Objectives  To examine the microscopic anatomy of freshly excised head and neck surgical specimens en bloc using CRM and to compare the findings with those generated by conventional histologic analysis.

Design  This was a pilot observational cohort study. Bone, muscle, nerve, thyroid, parotid, and ethmoid mucosa from human surgical specimens were imaged immediately after excision. Confocal images were compared with corresponding routine paraffin-embedded, hematoxylin-eosin–stained sections obtained from the same tissue.

Results  Characteristic histologic features of various tissues and cell types were readily discernible by CRM and correlated well with permanent sections. However, in all tissues examined, there was less microscopic detail visible in the CRM images than was appreciated in paraffin-embedded histologic sections.
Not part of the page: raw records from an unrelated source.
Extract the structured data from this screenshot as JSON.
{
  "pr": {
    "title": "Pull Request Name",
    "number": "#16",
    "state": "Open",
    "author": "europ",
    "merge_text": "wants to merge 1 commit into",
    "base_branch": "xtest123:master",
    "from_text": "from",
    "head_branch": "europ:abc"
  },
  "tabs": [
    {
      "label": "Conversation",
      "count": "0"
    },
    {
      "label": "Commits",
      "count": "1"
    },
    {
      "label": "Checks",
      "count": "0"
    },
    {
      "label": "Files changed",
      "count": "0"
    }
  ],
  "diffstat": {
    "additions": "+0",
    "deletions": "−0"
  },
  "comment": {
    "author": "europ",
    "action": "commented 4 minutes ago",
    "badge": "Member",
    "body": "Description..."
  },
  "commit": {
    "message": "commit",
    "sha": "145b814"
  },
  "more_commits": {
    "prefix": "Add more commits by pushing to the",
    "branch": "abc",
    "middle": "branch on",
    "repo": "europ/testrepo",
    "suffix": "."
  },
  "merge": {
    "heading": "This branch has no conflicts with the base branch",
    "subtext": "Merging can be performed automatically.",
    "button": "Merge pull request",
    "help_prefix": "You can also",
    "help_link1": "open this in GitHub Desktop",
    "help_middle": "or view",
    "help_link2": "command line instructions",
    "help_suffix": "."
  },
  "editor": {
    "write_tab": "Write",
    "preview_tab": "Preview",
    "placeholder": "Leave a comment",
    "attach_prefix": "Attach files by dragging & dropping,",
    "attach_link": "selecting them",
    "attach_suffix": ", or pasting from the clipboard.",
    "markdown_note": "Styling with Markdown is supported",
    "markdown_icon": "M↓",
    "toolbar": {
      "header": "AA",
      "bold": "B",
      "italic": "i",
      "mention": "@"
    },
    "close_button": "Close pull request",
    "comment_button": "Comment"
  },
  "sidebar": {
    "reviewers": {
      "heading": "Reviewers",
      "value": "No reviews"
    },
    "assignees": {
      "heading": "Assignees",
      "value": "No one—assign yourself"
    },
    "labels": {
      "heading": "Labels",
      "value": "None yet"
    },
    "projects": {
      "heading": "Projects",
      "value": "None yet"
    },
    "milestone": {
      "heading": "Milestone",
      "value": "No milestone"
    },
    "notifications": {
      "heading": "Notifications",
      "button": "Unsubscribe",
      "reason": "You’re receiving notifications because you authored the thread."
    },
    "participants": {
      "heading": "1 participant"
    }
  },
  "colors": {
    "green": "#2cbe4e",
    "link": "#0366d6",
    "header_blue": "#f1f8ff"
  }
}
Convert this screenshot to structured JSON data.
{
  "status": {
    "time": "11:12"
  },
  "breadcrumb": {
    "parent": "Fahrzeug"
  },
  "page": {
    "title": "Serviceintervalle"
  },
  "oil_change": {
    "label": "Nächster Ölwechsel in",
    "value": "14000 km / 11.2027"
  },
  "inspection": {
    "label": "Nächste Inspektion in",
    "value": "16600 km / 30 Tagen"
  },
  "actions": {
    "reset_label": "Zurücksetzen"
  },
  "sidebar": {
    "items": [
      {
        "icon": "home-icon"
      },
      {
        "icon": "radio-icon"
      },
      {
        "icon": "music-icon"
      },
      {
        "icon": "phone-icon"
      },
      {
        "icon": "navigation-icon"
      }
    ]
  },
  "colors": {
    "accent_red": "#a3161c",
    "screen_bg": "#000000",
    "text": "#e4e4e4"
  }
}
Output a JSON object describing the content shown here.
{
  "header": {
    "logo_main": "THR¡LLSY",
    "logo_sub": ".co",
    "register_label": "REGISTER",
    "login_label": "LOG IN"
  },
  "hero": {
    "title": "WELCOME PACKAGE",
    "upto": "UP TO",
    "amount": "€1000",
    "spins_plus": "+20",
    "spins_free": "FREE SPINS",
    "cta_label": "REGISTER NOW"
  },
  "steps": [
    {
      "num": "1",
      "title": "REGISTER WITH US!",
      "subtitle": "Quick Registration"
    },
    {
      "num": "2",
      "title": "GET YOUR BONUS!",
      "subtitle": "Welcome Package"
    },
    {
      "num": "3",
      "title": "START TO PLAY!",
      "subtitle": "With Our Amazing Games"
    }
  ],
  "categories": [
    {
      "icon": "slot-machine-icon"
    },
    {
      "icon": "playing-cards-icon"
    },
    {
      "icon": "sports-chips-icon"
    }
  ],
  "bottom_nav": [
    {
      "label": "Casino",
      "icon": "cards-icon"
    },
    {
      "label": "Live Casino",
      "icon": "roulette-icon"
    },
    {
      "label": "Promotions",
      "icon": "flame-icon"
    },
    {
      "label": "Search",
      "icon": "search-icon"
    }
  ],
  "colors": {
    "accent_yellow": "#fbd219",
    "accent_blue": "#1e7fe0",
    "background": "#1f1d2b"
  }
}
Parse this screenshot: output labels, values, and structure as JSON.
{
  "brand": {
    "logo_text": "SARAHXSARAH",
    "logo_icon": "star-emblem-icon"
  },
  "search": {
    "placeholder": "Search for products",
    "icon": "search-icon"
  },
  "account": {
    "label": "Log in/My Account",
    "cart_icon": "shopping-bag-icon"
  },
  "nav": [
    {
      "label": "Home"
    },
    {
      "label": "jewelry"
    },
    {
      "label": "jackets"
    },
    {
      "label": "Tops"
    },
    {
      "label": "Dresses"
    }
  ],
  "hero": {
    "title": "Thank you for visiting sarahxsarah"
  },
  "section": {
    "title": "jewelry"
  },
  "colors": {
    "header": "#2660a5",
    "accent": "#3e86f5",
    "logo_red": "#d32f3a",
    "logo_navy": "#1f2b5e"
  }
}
Conclusions  The CRM images revealed cytologic features without the artifacts of histologic processing and thus may have the potential for use as an adjunct to frozen-section analysis in intraoperative consultation.


From the Department of Otolaryngology–Head and Neck Surgery, Massachusetts Eye and Ear Infirmary (Drs White and Fabian); Wellman Laboratories of Photomedicine (Drs White, Rajadhyaksha, Gonzalez, Anderson, and Fabian) and the Department of Pathology (Drs Baldassano and Tearney), Massachusetts General Hospital; and Harvard Medical School (Drs White, Baldassano, Rajadhyaksha, Gonzalez, Tearney, Anderson, and Fabian), Boston, Mass. The authors have no relevant financial interest in this article.